Я спрыгнул с крыла. Сгорая от стыда, подошел к нему ц, робко протягивая буханку, пробормотал:
- Вы меня извините, хлеб несвежий, жесткий. Но это все, что у нас есть…
Человек очнулся, медленно опустил глаза и посмотрел на буханку равнодушным взором, будто оценивая значимость предмета, который ему предлагали.

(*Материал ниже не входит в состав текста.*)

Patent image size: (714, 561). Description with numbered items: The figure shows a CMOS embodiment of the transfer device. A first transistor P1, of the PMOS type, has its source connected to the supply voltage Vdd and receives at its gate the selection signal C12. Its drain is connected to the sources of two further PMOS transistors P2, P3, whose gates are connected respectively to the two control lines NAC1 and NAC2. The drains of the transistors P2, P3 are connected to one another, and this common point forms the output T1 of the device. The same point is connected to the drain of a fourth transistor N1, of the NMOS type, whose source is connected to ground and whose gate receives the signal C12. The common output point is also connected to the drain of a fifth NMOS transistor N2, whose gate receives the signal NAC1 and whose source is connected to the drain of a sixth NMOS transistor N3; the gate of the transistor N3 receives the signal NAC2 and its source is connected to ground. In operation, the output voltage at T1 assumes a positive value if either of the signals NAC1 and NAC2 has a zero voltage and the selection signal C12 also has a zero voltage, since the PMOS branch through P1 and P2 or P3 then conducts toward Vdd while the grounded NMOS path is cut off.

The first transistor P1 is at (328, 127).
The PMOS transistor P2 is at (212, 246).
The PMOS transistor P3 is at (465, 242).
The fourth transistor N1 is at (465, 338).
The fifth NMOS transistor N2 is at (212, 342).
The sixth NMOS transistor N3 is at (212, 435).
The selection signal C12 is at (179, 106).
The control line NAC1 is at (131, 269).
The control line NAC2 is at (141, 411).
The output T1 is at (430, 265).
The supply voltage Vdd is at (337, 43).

Внезапно глаза его разгорелись. Он словно ожил. Движения его стали быстрыми, отрывистыми. Он вскинул голову, недоверчиво посмотрел на меня:
- Это вы мне?
- Берите, берите, - пробормотал я.
Он протянул было руки, но тут же отдернул их.
- Всю?
- Ну, конечно же.
Он пожирал буханку глазами. Он ласкал ее взглядом, впиваясь зрачками в каждую впадинку, в каждый бугорок чуть пригоревшей корочки.
- Да берите же, в конце концов! - воскликнул я, потеряв терпение.
Он схватил буханку сухими длинными пальцами, с секунду держа на весу, и вдруг, весь подавшись вперед, прижал ее к груди. Лицо его было растерянно.
- Это невероятно! -бормотал он.-Невероятно! Как в сказке. Как во сне.
И вдруг он как-то скис, опустил плечи и, оглянувшись по сторонам, прошептал:
- Но у меня… У меня нет ничего равноценного. Ведь это так много, так много. Разве только эта вот… фамильная память… Отец получил их на конкурсе пианистов в Варшаве…
Дрожащей рукой мужчина расстегнул пуговицу шинели и вытащил из-за пояса брюк большие карманные часы на массивной цепочке.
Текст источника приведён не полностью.